When the nations who do not have access to the law of Moses do naturally what the law requires, they embody the law in themselves, even though they do not possess the law. They demonstrate that the values engraved in the law of Moses are “engraved on their hearts.” This is confirmed by the witness of conscience and by their habit of debating among themselves what is right and what is wrong. This will become clear when God exposes what is hidden of the human condition through the Anointed Jesus, as I understand God’s world-changing news. (Romans 2:1-14, Scholars Translation: The Authentic Letters of Paul p. 215.)

That “world-changing news,” the scholars explain, is a breakthrough that happens to those who are open to the message – which takes on the Empire: “The slave (Paul) of the newly declared ruler (Cesar) has been designated to deliver the newsflash that peace and prosperity have arrived with this unlikely lord [Jesus]” (Authentic Letters p. 206).
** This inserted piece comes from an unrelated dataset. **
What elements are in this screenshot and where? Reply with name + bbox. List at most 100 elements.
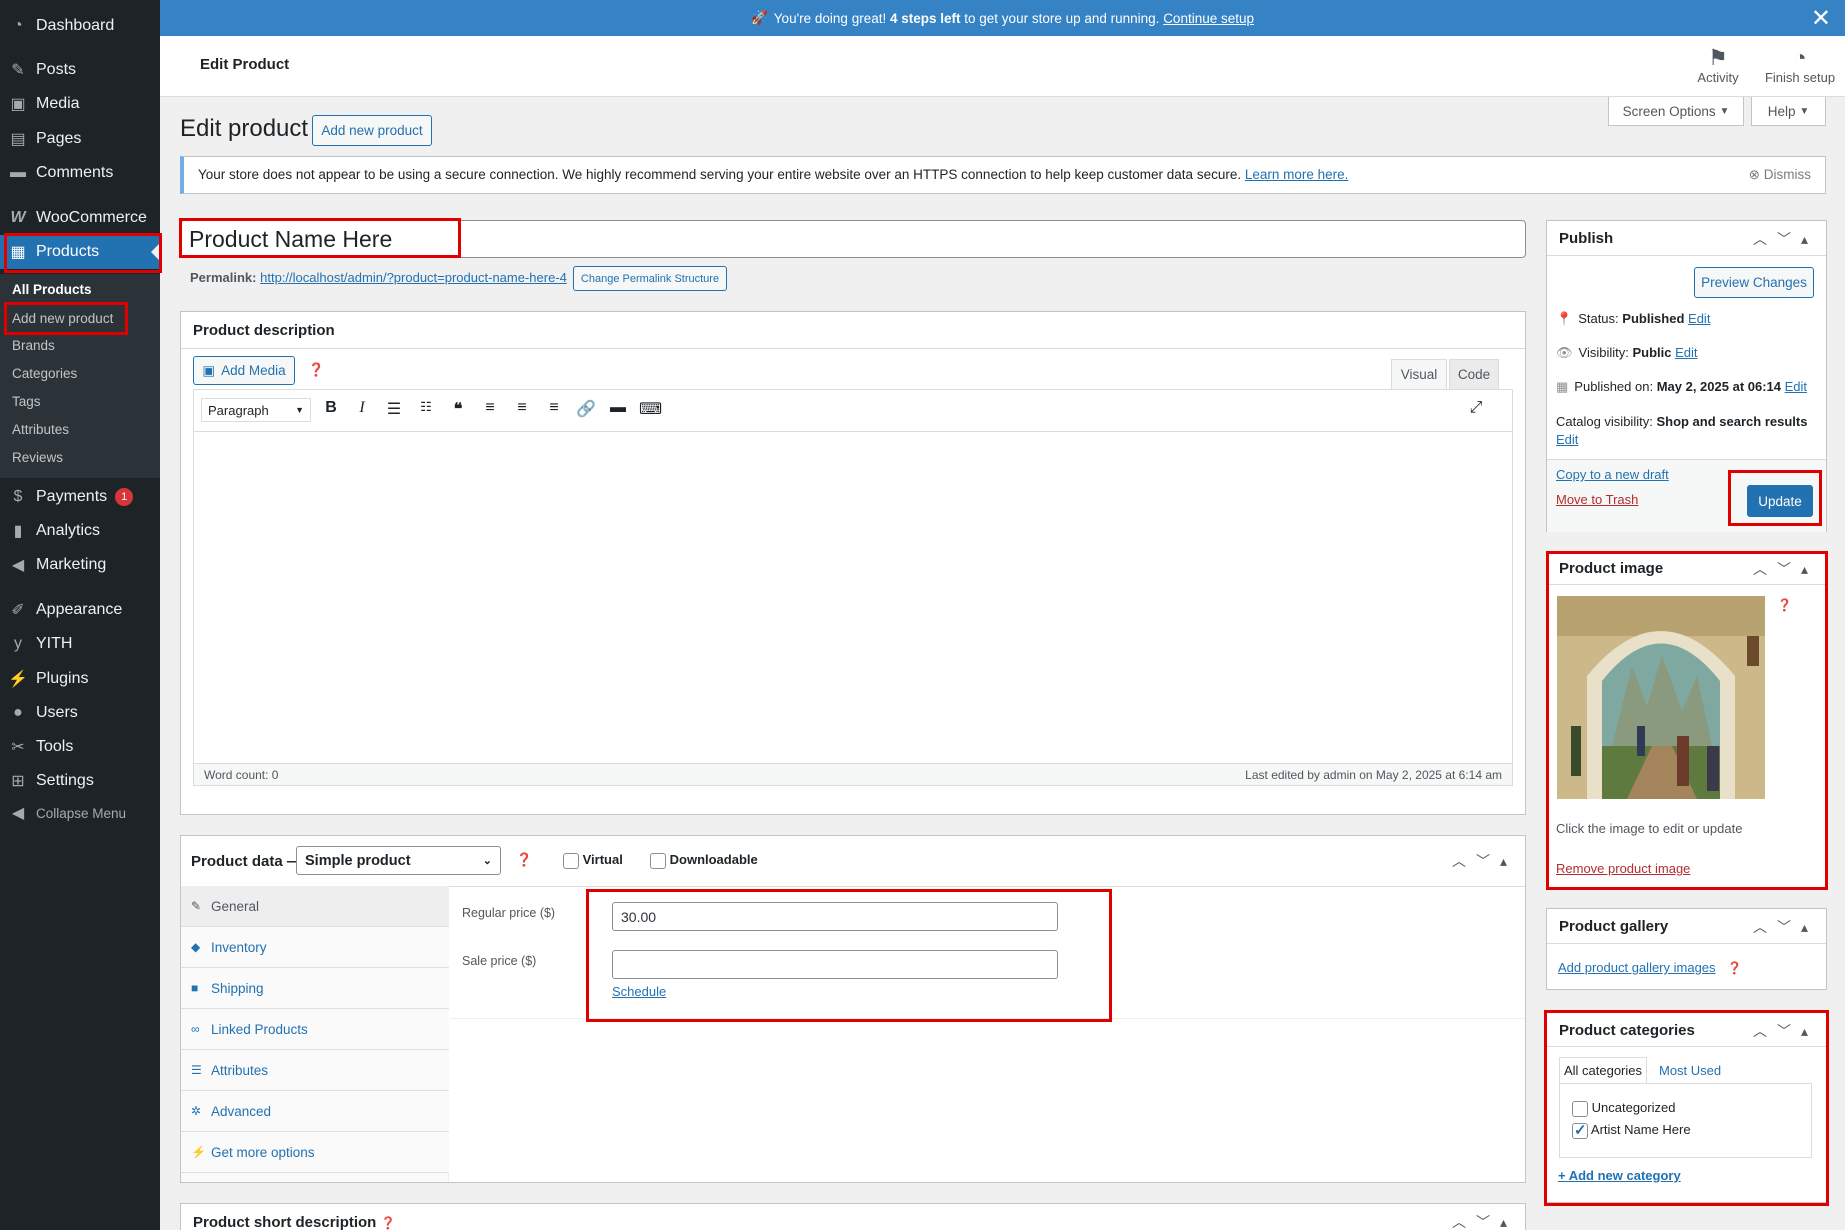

In what may be Paul’s own version of Jesus’s words, he continues (Romans 12:14-21):

If possible – insofar as it depends on you – be at peace with all people. Don’t try to retaliate on your own, dear friends, but leave that to God’s just indignation, because scripture says, “Justice is my business; I will put things right,” says the Lord. But (so far are you are concerned) as scripture says, “If your enemy is hungry give him something to eat, and if he is thirsty, give him something to drink; because if you do this, you will pile red hot coals on his head.” So don’t let yourselves be defeated by what is evil, but defeat what is evil with what is good. (SV p. 239.)

Peace and prosperity arrive not only with Jesus, but with any person who takes on the violent political solutions of Empire with nonviolent political action. In a rejection of conventional relationship that goes back to God’s deal with Cain, Mark reports (Mark 3:21-35):

Then [Jesus’s] mother and his brothers arrive. While still outside, they send in and ask for him. A crowd was sitting around him, and they say to him, “Look, your mother and your brothers are outside looking for you.”   In response he says to them, “Who are my mother and brothers?”  And looking right at those seated around him in a circle, he says, “Here are my mother and my brothers. Whoever does God’s will, that’s my brother and sister and mother.” (The Complete Gospels, Edition 4, p. 30.)

David Brooks writes in the New York Times (August 30, 2013), “Poison gas in Syria is horrendous, but the real inferno is regional. When you look at all the policy options for dealing with the Syria situation, they are all terrible or too late. The job now is to try to wall off the situation to prevent something just as bad but much more sprawling.” But his solution is bereft of imagination and robs nonviolence of its power.

The mark of Cain reminds the world that a violent response to injustice (an eye for an eye, a tooth for a tooth, a life for a life) does more damage to the integrity of community than the original crime. Far from passively accepting evil, nonviolence demands the courage to reject conventional definitions of relationship. To love your enemy is to have no enemy.